Conventional Random Fourier Features (RFF) fail for non-separable Laplacian kernels and their Matérn and powered-exponential generalizations, due to their heavy-tailed and non-separable spectral distributions. Method: We propose a novel, implementable random feature mapping: for the first time, we design heavy-tailed random weight matrices with weak coupling structures tailored to these three kernel classes, integrating spectral analysis with structured sampling to achieve efficient, low-bias feature approximation—without explicitly computing high-dimensional kernel matrices. Contribution/Results: Our method preserves theoretical approximation accuracy while substantially reducing computational cost.
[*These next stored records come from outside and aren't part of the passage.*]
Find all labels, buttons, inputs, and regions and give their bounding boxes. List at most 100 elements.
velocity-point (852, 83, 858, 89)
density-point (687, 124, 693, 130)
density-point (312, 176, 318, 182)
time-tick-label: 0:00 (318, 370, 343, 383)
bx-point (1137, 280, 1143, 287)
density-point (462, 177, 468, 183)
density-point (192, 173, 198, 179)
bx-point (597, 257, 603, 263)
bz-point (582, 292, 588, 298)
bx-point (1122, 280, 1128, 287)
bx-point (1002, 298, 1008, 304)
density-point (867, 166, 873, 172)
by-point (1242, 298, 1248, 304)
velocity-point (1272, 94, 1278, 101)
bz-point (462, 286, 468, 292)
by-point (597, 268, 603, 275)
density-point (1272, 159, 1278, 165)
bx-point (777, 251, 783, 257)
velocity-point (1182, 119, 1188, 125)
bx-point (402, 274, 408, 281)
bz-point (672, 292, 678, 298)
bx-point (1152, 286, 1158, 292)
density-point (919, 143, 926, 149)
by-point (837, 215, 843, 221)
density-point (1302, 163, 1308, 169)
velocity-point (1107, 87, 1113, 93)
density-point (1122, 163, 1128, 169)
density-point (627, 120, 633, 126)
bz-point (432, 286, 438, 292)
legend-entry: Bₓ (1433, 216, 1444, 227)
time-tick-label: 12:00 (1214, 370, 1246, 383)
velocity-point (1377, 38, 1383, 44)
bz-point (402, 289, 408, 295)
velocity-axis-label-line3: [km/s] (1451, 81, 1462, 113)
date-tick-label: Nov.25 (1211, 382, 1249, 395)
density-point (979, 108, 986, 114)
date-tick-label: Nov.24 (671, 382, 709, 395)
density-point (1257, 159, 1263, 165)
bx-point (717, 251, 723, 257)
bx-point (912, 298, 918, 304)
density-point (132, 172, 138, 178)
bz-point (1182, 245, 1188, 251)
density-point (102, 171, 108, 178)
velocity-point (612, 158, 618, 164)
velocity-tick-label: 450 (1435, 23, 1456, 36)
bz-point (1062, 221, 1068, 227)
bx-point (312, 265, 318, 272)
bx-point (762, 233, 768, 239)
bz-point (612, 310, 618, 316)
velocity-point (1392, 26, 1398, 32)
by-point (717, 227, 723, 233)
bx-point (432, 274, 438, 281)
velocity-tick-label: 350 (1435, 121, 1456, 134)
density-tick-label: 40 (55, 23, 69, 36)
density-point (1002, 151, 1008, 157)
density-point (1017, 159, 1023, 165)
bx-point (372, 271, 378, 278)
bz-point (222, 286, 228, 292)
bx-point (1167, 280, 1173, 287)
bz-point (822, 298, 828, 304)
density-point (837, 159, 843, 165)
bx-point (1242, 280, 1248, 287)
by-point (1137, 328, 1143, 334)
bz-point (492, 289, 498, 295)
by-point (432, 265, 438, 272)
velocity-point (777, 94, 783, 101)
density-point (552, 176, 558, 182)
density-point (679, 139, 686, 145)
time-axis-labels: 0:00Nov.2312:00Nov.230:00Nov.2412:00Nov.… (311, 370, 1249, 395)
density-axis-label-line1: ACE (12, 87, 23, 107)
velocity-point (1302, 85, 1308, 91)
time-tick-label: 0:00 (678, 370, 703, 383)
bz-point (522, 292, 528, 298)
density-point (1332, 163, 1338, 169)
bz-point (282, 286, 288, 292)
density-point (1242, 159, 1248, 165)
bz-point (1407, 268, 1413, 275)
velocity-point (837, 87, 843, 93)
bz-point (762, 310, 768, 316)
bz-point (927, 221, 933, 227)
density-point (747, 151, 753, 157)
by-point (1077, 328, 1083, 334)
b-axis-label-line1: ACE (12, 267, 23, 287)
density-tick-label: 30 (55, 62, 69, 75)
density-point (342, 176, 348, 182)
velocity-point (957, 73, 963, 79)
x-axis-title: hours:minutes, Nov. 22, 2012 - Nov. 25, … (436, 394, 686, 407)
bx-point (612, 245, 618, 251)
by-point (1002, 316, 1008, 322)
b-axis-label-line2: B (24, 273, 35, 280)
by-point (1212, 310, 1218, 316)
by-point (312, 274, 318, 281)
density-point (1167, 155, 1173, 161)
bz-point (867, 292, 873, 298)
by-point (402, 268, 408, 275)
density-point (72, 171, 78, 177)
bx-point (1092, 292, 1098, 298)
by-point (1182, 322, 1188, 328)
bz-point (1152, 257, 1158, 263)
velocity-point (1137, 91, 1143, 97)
Empirical evaluation across multiple real-world datasets demonstrates that it matches the predictive performance of exact kernel methods on classification and regression tasks, yet accelerates training by one to two orders of magnitude—effectively overcoming the longstanding modeling bottleneck for non-separable, heavy-tailed kernel functions.

Recent applications of kernel methods in machine learning have seen a renewed interest in the Laplacian kernel, due to its stability to the bandwidth hyperparameter in comparison to the Gaussian kernel, as well as its expressivity being equivalent to that of the neural tangent kernel of deep fully connected networks. However, unlike the Gaussian kernel, the Laplacian kernel is not separable. This poses challenges for techniques to approximate it, especially via the random Fourier features (RFF) methodology and its variants. In this work, we provide random features for the Laplacian kernel and its two generalizations: Mat'{e}rn kernel and the Exponential power kernel. We provide efficiently implementable schemes to sample weight matrices so that random features approximate these kernels. These weight matrices have a weakly coupled heavy-tailed randomness. Via numerical experiments on real datasets we demonstrate the efficacy of these random feature maps.